Self-Reported Music Listening
For each signal, participants were asked whether they were currently listening to music (yes vs. no) and, if not, whether they had listened to music since the last signal (yes vs. no). Participants also indicated the duration of music listening on a 4-point scale: < 5 min, 5–20 min, 21–45 min, > 45 min.
Objectively Assessed Music Listening
The “Simple Last.fm Scrobbler” application collected information for each track (artist, title, date and time at the start of the track).
To test for associations between self-reported music listening and stress, we created the dichotomous variable self-reported music listening, which was coded “1” if participants either indicated currently listening to music at the time of the signal or having listened to music since the last signal.

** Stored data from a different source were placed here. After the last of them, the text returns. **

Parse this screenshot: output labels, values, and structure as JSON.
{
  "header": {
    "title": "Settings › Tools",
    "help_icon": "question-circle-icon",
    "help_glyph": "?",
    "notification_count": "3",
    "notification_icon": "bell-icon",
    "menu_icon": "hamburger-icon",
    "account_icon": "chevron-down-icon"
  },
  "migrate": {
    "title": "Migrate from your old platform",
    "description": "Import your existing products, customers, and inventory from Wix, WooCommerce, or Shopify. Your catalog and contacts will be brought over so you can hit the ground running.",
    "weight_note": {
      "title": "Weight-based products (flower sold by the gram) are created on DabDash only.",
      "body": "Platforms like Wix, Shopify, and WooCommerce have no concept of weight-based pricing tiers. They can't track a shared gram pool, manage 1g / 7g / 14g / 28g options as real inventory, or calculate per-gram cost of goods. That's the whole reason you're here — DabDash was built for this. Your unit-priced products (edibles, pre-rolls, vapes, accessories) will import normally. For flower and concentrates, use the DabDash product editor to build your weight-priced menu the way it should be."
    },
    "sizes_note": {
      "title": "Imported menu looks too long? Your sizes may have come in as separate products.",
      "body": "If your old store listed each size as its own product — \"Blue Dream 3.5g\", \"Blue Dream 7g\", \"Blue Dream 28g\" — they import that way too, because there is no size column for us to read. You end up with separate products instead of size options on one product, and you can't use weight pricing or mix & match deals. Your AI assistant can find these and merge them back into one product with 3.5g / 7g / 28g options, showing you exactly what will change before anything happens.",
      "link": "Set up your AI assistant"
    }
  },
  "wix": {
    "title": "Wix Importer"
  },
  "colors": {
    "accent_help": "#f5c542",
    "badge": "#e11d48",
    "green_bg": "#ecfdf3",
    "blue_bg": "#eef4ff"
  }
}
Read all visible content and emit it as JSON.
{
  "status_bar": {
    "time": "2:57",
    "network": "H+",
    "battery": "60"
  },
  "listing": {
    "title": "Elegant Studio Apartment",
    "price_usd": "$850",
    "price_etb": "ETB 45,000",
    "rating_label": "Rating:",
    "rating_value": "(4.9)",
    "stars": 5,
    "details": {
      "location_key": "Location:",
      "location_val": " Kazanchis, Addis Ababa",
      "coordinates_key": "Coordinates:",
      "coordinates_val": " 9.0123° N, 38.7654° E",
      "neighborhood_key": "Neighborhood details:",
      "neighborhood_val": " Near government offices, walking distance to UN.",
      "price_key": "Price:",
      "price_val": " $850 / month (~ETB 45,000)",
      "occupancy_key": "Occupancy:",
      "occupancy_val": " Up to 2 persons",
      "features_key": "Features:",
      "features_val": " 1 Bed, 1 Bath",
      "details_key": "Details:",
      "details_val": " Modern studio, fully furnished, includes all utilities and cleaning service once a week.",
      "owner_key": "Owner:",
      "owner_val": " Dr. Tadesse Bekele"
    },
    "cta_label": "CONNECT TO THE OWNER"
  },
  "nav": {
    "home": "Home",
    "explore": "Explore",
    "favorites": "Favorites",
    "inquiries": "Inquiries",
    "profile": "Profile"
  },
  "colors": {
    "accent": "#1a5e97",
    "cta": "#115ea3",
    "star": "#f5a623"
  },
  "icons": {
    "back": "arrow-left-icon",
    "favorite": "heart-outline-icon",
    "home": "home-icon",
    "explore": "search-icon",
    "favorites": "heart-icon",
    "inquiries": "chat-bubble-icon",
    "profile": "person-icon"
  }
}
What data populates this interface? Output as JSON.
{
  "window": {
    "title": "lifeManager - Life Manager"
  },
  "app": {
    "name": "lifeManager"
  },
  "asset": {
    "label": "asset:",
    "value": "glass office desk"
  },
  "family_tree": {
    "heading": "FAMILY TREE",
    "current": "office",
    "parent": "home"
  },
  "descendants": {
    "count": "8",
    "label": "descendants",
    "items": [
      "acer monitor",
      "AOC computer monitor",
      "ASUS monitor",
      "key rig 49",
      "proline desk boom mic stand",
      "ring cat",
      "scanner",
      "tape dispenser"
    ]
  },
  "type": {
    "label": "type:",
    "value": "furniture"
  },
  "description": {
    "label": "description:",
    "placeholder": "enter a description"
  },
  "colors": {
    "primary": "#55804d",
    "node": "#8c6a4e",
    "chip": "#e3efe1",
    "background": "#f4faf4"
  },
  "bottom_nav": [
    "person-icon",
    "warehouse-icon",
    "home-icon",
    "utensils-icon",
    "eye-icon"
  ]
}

It was coded “0” if they had not listened to music. To test for the latency with which self-reported music listening and stress might be correlated, we created another variable, time lag, which compared whether participants were currently listening to music (1) or had listened to music since the last signal (0) according to self-reports. This enabled an assessment of whether self-reported music was associated acute and/or delayed with stress.

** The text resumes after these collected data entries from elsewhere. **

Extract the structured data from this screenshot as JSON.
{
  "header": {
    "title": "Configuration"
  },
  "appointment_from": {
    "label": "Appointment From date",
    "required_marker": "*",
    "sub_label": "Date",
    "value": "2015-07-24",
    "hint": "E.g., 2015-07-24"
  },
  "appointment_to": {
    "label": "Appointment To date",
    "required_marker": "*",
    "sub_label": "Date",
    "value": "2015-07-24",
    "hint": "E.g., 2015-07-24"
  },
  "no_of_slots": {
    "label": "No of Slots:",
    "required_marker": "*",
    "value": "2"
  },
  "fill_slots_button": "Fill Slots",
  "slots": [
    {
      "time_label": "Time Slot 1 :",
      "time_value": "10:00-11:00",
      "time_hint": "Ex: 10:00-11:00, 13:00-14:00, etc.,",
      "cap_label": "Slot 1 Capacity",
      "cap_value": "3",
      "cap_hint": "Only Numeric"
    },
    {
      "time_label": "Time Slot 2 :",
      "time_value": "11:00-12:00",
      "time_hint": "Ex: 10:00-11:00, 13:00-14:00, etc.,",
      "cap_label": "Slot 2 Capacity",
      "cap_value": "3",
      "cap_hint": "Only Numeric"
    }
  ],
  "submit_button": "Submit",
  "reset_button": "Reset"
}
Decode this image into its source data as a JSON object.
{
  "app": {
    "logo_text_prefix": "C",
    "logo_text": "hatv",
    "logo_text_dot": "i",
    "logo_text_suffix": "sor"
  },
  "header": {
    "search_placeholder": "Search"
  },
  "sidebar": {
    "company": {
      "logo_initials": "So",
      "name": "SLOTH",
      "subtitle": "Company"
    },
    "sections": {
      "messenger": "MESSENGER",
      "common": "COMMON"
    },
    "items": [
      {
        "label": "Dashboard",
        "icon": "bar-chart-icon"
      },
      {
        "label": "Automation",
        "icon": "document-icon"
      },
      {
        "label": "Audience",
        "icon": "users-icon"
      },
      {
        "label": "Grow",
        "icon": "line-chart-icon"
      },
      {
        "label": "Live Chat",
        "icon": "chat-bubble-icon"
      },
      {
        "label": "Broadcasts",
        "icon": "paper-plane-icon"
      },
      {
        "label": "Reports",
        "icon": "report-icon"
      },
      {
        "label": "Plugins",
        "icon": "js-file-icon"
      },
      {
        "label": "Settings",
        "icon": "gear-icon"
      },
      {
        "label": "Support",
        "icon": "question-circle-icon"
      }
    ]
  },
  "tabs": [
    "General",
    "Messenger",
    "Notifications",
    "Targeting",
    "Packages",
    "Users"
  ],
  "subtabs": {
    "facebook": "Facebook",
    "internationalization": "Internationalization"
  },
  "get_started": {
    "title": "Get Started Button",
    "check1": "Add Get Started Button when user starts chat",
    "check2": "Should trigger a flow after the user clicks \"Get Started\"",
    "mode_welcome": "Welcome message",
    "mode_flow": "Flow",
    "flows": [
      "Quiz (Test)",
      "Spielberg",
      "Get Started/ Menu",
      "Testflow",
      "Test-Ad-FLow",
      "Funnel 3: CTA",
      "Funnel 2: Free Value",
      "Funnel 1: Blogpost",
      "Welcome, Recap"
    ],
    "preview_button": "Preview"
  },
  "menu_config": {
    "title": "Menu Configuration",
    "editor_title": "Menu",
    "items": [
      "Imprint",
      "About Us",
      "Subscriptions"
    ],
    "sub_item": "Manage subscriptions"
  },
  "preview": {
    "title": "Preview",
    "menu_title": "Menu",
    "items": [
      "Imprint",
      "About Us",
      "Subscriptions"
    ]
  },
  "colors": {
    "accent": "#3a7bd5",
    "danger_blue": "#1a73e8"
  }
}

In line with the variables on self-reported music listening, we created a binary variable, with current music listening or music listening since the last signal coded as “1” and no music listening in this time frame coded as “0,” respectively. Since Last.fm also stores exact dates and times, we generated the duration of music listening in this time frame (M = 36.7 min, SD = 33.9) and the time lag between the current signal and the most recent track (M = 46.5, SD = 44.6) as two continuous variables. This enabled us to quantify and directly test associations among the amount of music listening, the latency of music listening relative to the assessment of stress, and stress reports.
Since multiple data entries (Level 1) are nested within participants (Level 2), we computed two-level models with random intercepts in Stata 14 (Stata Corporation, College Station, TX, USA) and investigated within-person processes. Continuous independent variables on Level 1 were person-mean centered, and those on Level 2 were grand-mean centered . We did not enter the averaged continuous Level-1 independent variables as a measure of between-subject processes, since we were primarily interested in within-subject processes only and thus wished to keep the model as parsimonious as possible . Categorical variables were dummy-coded (reference of subjectively assessed duration: “< 5 min”).

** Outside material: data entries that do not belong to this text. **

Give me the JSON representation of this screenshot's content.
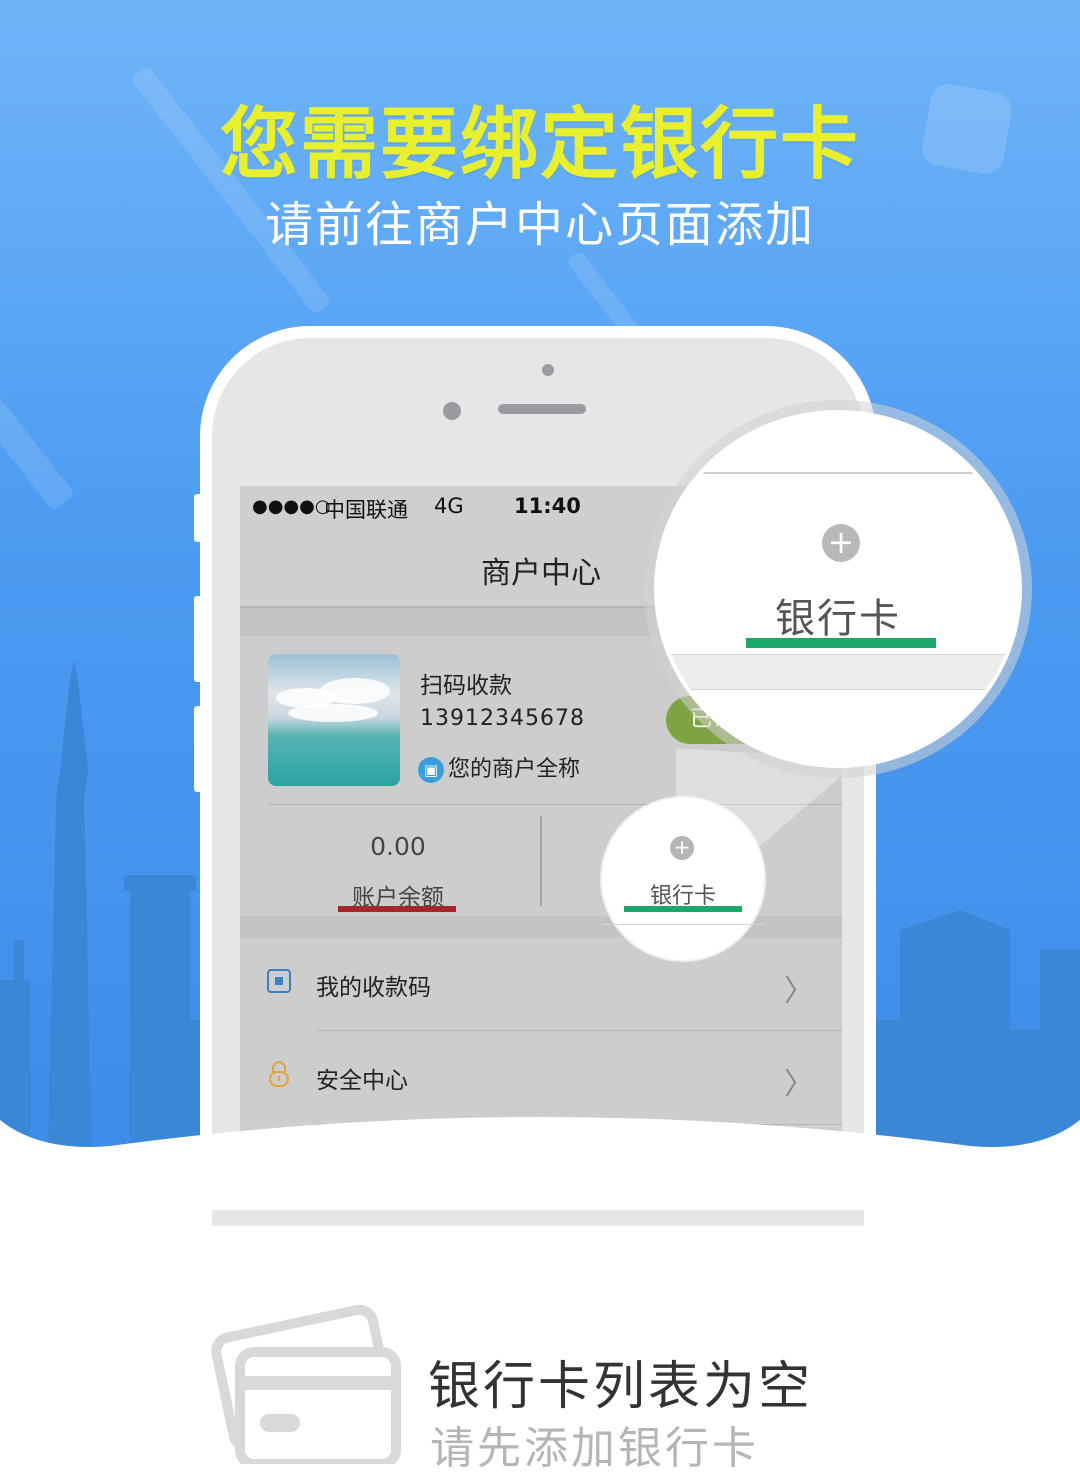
{
  "hero": {
    "title": "您需要绑定银行卡",
    "subtitle": "请前往商户中心页面添加"
  },
  "status_bar": {
    "signal": "●●●●○",
    "carrier": "中国联通",
    "network": "4G",
    "time": "11:40"
  },
  "nav": {
    "title": "商户中心"
  },
  "merchant": {
    "name": "扫码收款",
    "phone": "13912345678",
    "full_name": "您的商户全称",
    "verified_label": "已认"
  },
  "account": {
    "balance_value": "0.00",
    "balance_label": "账户余额",
    "bank_card_label": "银行卡"
  },
  "menu": [
    {
      "label": "我的收款码",
      "icon": "qr-code-icon"
    },
    {
      "label": "安全中心",
      "icon": "lock-icon"
    }
  ],
  "magnifier": {
    "label": "银行卡",
    "icon": "plus-circle-icon"
  },
  "empty_state": {
    "title": "银行卡列表为空",
    "subtitle": "请先添加银行卡",
    "icon": "bank-cards-icon"
  },
  "colors": {
    "hero_blue": "#4d9cf2",
    "title_yellow": "#e8ef2e",
    "highlight_green": "#1aa86b",
    "highlight_red": "#a8262b"
  }
}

We computed separate multilevel models for self-reported and objective music listening predictors to increase statistical power, since self-reported and objectively assessed data on music listening did not always converge. We first fitted the unconditional model, which revealed that 68.3% of the total variance in stress was attributable to within-person variability (ICC (type 1) = 0.317). Then, in a first step, we entered music listening as Level-1 predictor to test its association with stress. In the second step, we included the variables assessing duration of music listening and the time lag between the last track that was listened to and the current signal. Besides time, all analyses controlled for study site and gender given the outlined methodological idiosyncrasies between the study sites and the unequal distribution of gender across the study sites (χ2(1) = 2.37, p = .124, Cramérs V = .20). We additionally included the lag-1 serial autocorrelation, that is the stress level reported at the last signal.Footnote 1 Finally, we did not include random effects of the Level-1 predictors, because their inclusion did not improve model fit (χ2(3) = 4.35, p = .226 for the model with the subjective data and χ2(3) = 2.76, p = .430 for the model with the objective data).
As there are no widely accepted recommendations for computing statistical power in multilevel models, we opted for the general recommendation of having at least 50 participants to obtain acceptable estimates of standard errors of predictors . P values of < 0.050 were considered significant. All tests were two-tailed.